Deepak Obhrai purrs his name into the phone. "It's Deepak," he says, lengthening the vowels for dramatic effect.
The seven-term Conservative MP from Calgary likes to stand out. It's why he sent out an e-mail to supporters in 2011 proclaiming himself the party's elder statesman and the most senior MP of South Asian and African descent – known as Mzee in his birth country of Tanzania.
It's why he wears a rotating collection of 50 or 60 scarves picked up from his travels around the world as the former parliamentary secretary to the minister of foreign affairs — 140 countries and counting, as he's hobnobbed with everyone from David Cameron to Vladimir Putin to Jacob Zuma, although he's lost track of the air miles. "I feel good," he says of his woven accoutrement.
And it's why the 66-year-old has declared his candidacy for leader of the Conservative Party of Canada, when few believed he would.
Mr. Obhrai is now the fifth entrant in the Conservative race, which also includes Ontario MPs Tony Clement, Michael Chong and Kellie Leitch, and Quebec MP Maxime Bernier. The leader will be chosen by party members in May, 2017.
"I feel that I can contribute immensely," says Mr. Obhrai.
Though he likes to point out the fact, Mr. Obhrai insists he's not running for leader simply "because I am the longest serving Conservative member of Parliament," having been first elected as a Reformer in 1997.
He's running because he says he worked hard to open up the party – particularly to new Canadians and immigrants, much like himself.
And he blames the Conservatives' 2015 election campaign with isolating those very groups it should have embraced.
"Many people felt excluded from this party," he says. "I felt it was very necessary that I put my efforts back."
Mr. Obhrai points to his party's positions on the niqab, notably when former prime minister Stephen Harper said the Conservatives would look at banning public servants from wearing them, and the "barbaric cultural practices" tip line as proposals that lead to their election loss last October.
"Nobody bothered asking me whether it was right or wrong. I would have told them absolutely there and then it was wrong," he says.

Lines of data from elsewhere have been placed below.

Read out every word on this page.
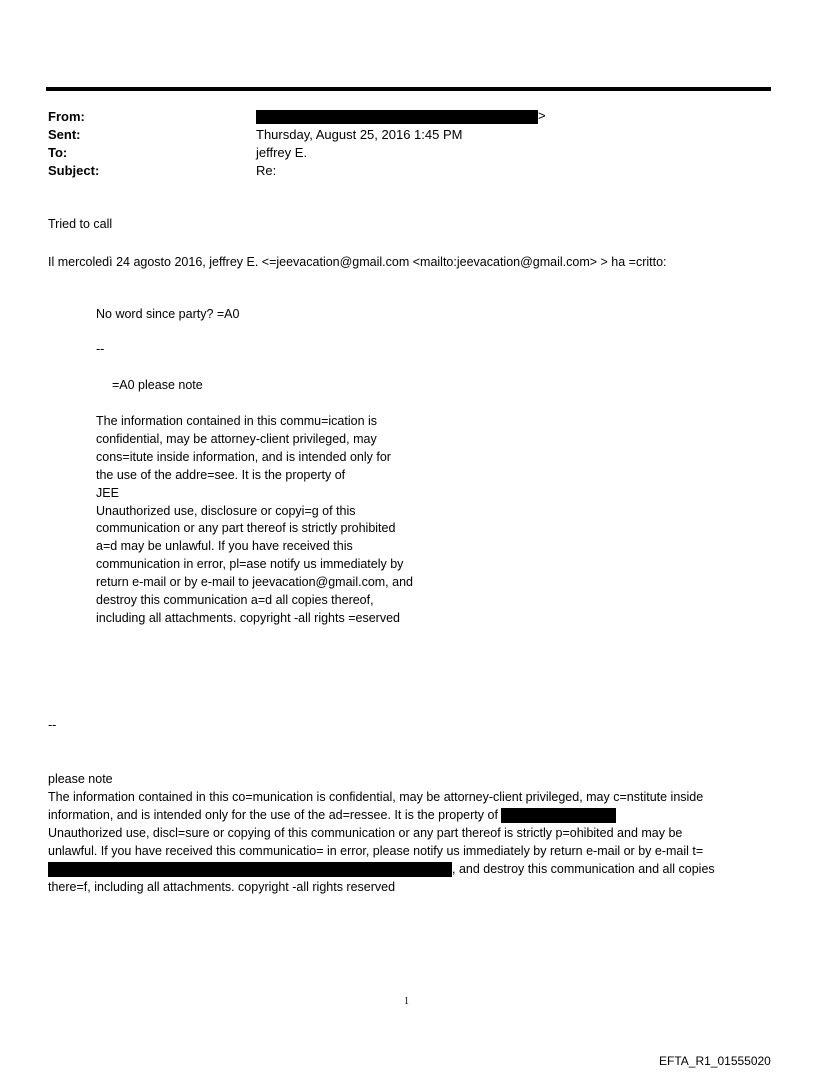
From:	>
Sent:	Thursday, August 25, 2016 1:45 PM
To:	jeffrey E.
Subject:	Re:
Tried to call
Il mercoledì 24 agosto 2016, jeffrey E. <=jeevacation@gmail.com <mailto:jeevacation@gmail.com> > ha =critto:
No word since party? =A0
--
=A0 please note
The information contained in this commu=ication is
confidential, may be attorney-client privileged, may
cons=itute inside information, and is intended only for
the use of the addre=see. It is the property of
JEE
Unauthorized use, disclosure or copyi=g of this
communication or any part thereof is strictly prohibited
a=d may be unlawful. If you have received this
communication in error, pl=ase notify us immediately by
return e-mail or by e-mail to jeevacation@gmail.com, and
destroy this communication a=d all copies thereof,
including all attachments. copyright -all rights =eserved
--
please note
The information contained in this co=munication is confidential, may be attorney-client privileged, may c=nstitute inside
information, and is intended only for the use of the ad=ressee. It is the property of
Unauthorized use, discl=sure or copying of this communication or any part thereof is strictly p=ohibited and may be
unlawful. If you have received this communicatio= in error, please notify us immediately by return e-mail or by e-mail t=
, and destroy this communication and all copies
there=f, including all attachments. copyright -all rights reserved
1
EFTA_R1_01555020
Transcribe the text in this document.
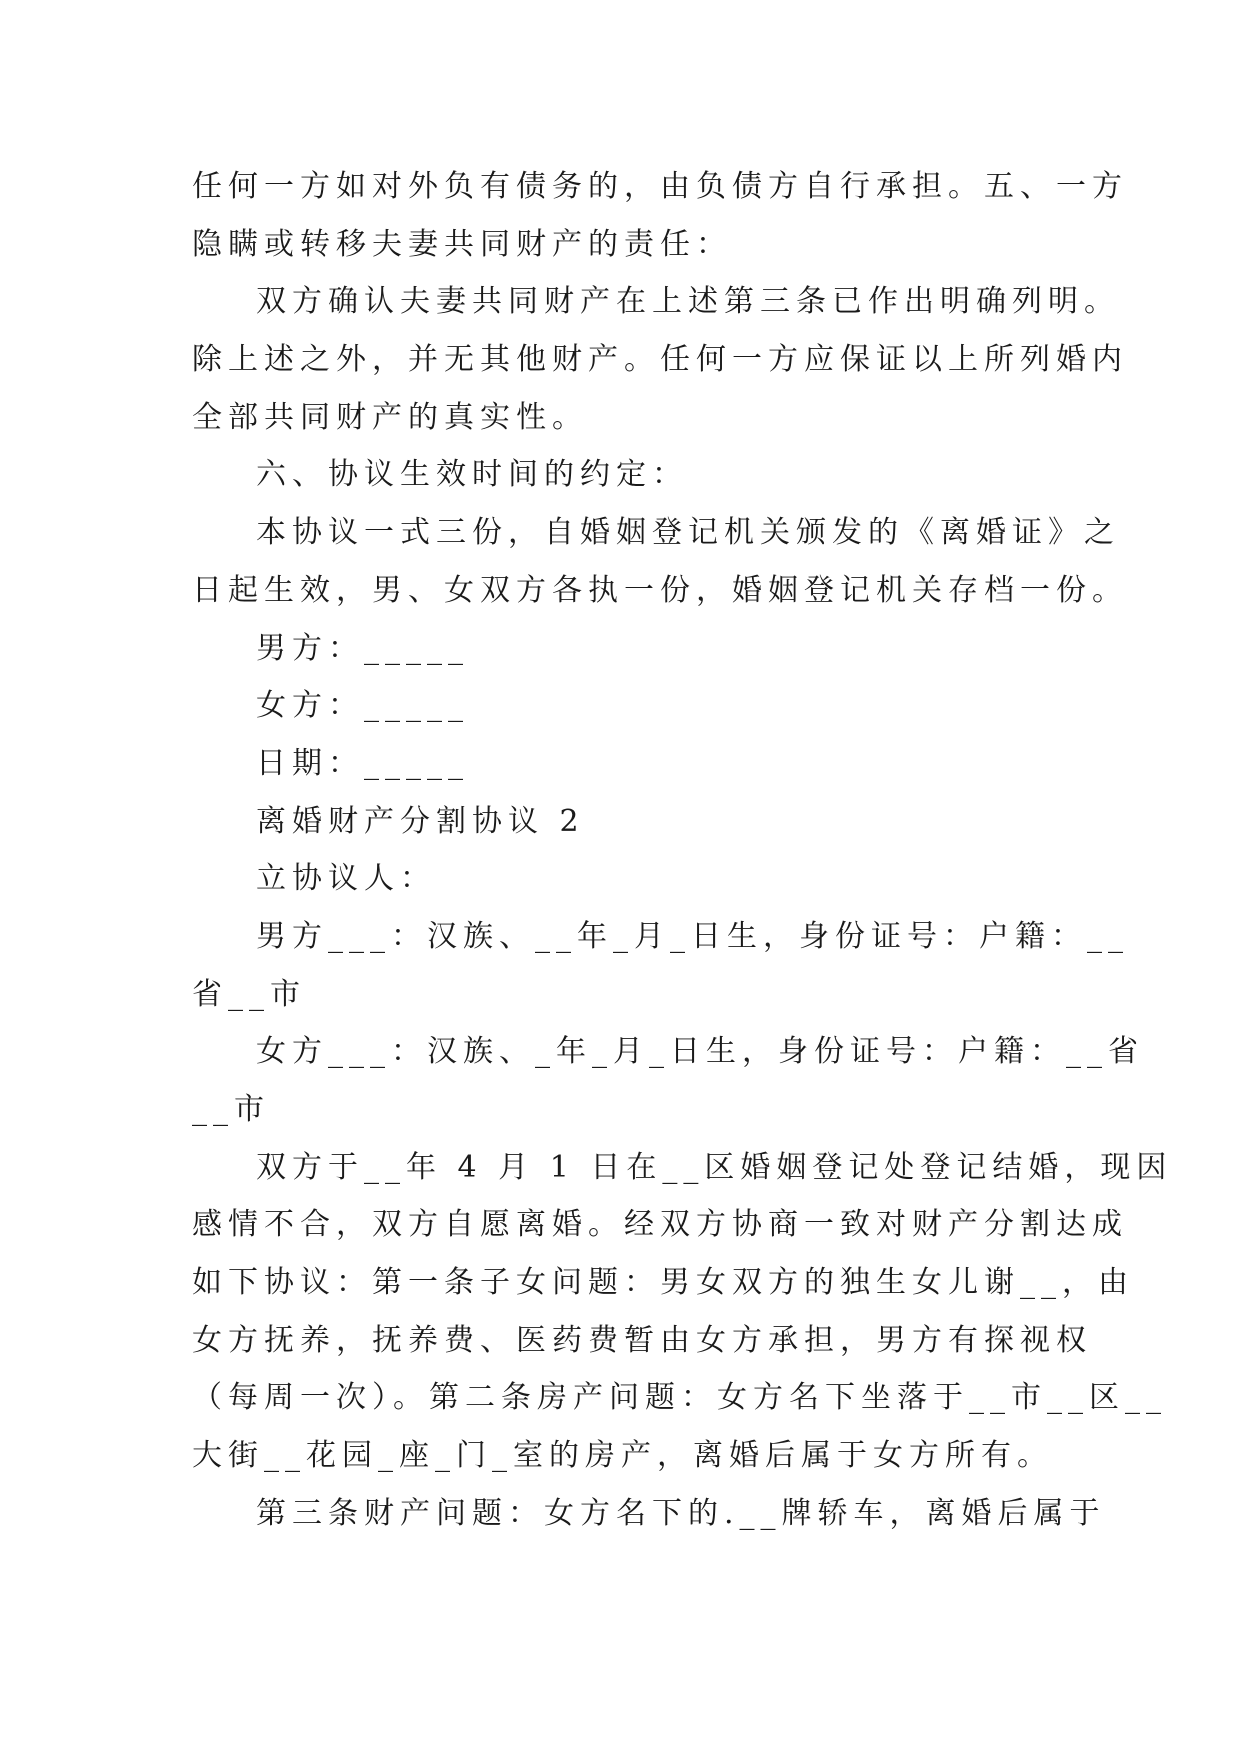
任何一方如对外负有债务的，由负债方自行承担。五、一方
隐瞒或转移夫妻共同财产的责任：
双方确认夫妻共同财产在上述第三条已作出明确列明。
除上述之外，并无其他财产。任何一方应保证以上所列婚内
全部共同财产的真实性。
六、协议生效时间的约定：
本协议一式三份，自婚姻登记机关颁发的《离婚证》之
日起生效，男、女双方各执一份，婚姻登记机关存档一份。
男方：_____
女方：_____
日期：_____
离婚财产分割协议 2
立协议人：
男方___：汉族、__年_月_日生，身份证号：户籍：__
省__市
女方___：汉族、_年_月_日生，身份证号：户籍：__省
__市
双方于__年 4 月 1 日在__区婚姻登记处登记结婚，现因
感情不合，双方自愿离婚。经双方协商一致对财产分割达成
如下协议：第一条子女问题：男女双方的独生女儿谢__，由
女方抚养，抚养费、医药费暂由女方承担，男方有探视权
（每周一次）。第二条房产问题：女方名下坐落于__市__区__
大街__花园_座_门_室的房产，离婚后属于女方所有。
第三条财产问题：女方名下的.__牌轿车，离婚后属于
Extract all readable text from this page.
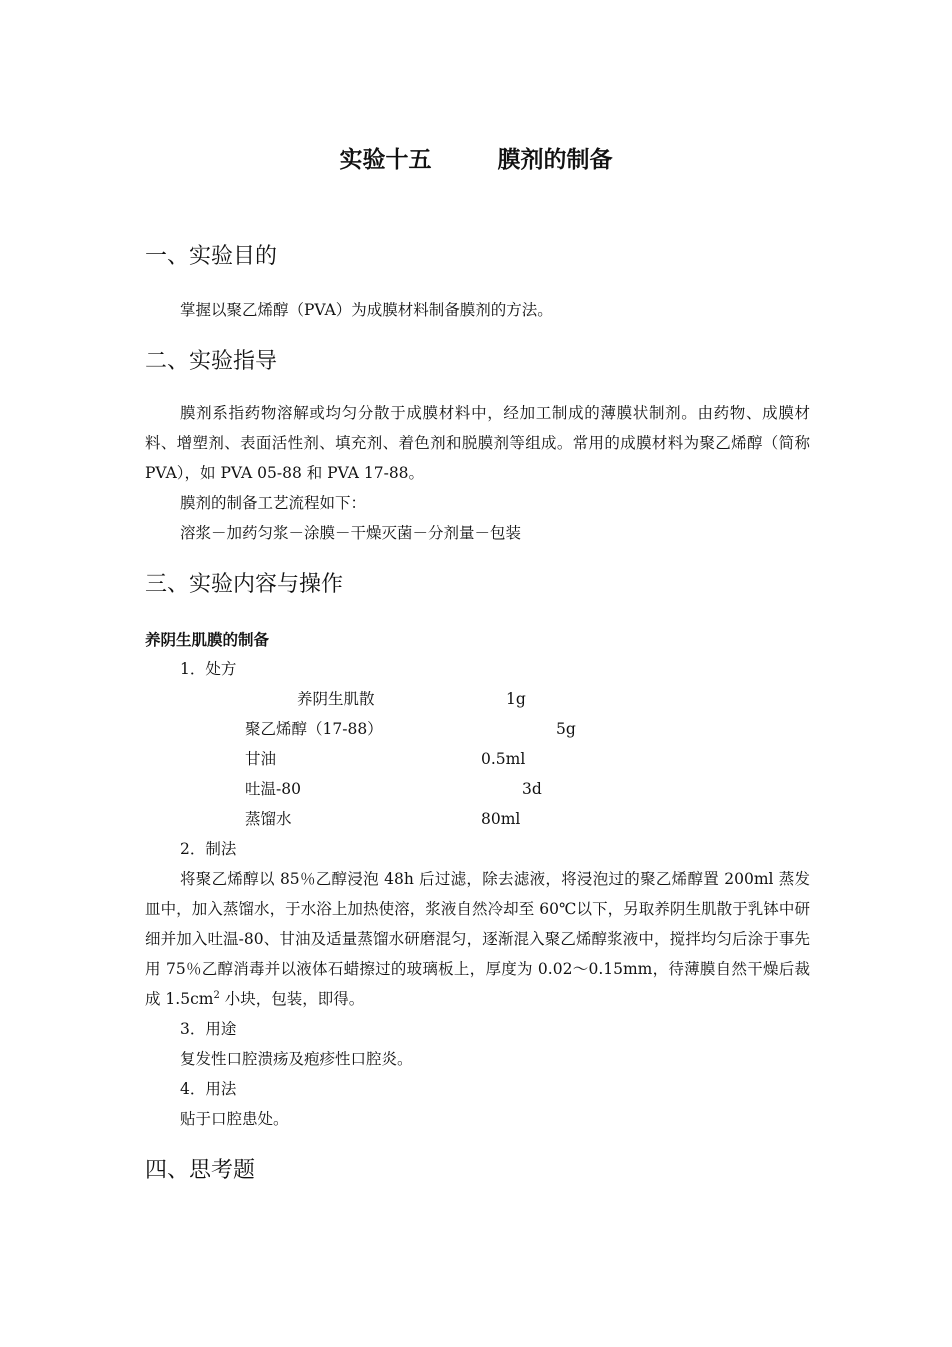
实验十五	膜剂的制备
一、实验目的
掌握以聚乙烯醇（PVA）为成膜材料制备膜剂的方法。
二、实验指导
膜剂系指药物溶解或均匀分散于成膜材料中，经加工制成的薄膜状制剂。由药物、成膜材料、增塑剂、表面活性剂、填充剂、着色剂和脱膜剂等组成。常用的成膜材料为聚乙烯醇（简称 PVA），如 PVA 05-88 和 PVA 17-88。
膜剂的制备工艺流程如下：
溶浆－加药匀浆－涂膜－干燥灭菌－分剂量－包装
三、实验内容与操作
养阴生肌膜的制备
1．处方
养阴生肌散	1g
聚乙烯醇（17-88）	5g
甘油	0.5ml
吐温-80	3d
蒸馏水	80ml
2．制法
将聚乙烯醇以 85％乙醇浸泡 48h 后过滤，除去滤液，将浸泡过的聚乙烯醇置 200ml 蒸发皿中，加入蒸馏水，于水浴上加热使溶，浆液自然冷却至 60℃以下，另取养阴生肌散于乳钵中研细并加入吐温-80、甘油及适量蒸馏水研磨混匀，逐渐混入聚乙烯醇浆液中，搅拌均匀后涂于事先用 75％乙醇消毒并以液体石蜡擦过的玻璃板上，厚度为 0.02～0.15mm，待薄膜自然干燥后裁成 $1.5cm^2$ 小块，包装，即得。
3．用途
复发性口腔溃疡及疱疹性口腔炎。
4．用法
贴于口腔患处。
四、思考题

He is also highly critical of the Conservatives' Bill C-24, which gave the government the power to revoke Canadian citizenship from dual citizens convicted of terrorism. Mr. Obhrai supported the bill's advancement to committee, but abstained from a final vote. The Liberals have since introduced their own bill to repeal this provision.
"That turned out to be an advantage for the Liberals to attack us," he says.
But what an Obhrai-led party would look like is unclear. Mr. Obhrai is considered by insiders to be a bit of a wild card, cited by some as having the unpredictable attributes of a "kooky uncle."
Fiscal responsibility is an underlying theme, but when one asks how he'd unseat a popular Trudeau government, Mr. Obhrai repeats the oft-heard line that the "honeymoon" will end. He swears MPs would have more control than the Prime Minister's Office over their decisions. "This is not going to be [the] PMO running the show," he says.
Mr. Obhrai has enlisted the help of defeated Conservative MP Corneliu Chisu, elected for one term in the eastern Toronto riding of Pickering-Scarborough East in 2011, to manage his campaign.
The Romanian-born Mr. Chisu, a former military engineer who served in Afghanistan, agrees that the Conservatives isolated voters in the last campaign. "They divided and they scared people," he says.
He said Mr. Obhrai's diverse background – he was an air traffic controller in the United Kingdom before moving to Canada, and speaks five languages, with French to be "added soon"– and lengthy experience in Parliament will serve him well. "We will make sure that he will be known also in the European community," Mr. Chisu says.
Former Alberta MP Monte Solberg, who served as immigration minister in 2006, said Mr. Obhrai continues to be well connected across the country.
"He'll provide important communities in Canada with a voice into the Conservative leadership race, and that's important," he says.
Although it's been mused that Mr. Obhrai would support another potential candidate, Peter MacKay, if the former cabinet minister were to join the race, Mr. Obhrai says he is running to win.
"Suffice to say, he and I are very good friends. We have a long history of being together," he says.
Mr. Obhrai says his political motivation comes from his recognition of the chaos that bad governance can cause all over the world.
"Always it is the people who pay the price," he says. "It forms the basis of why I should run."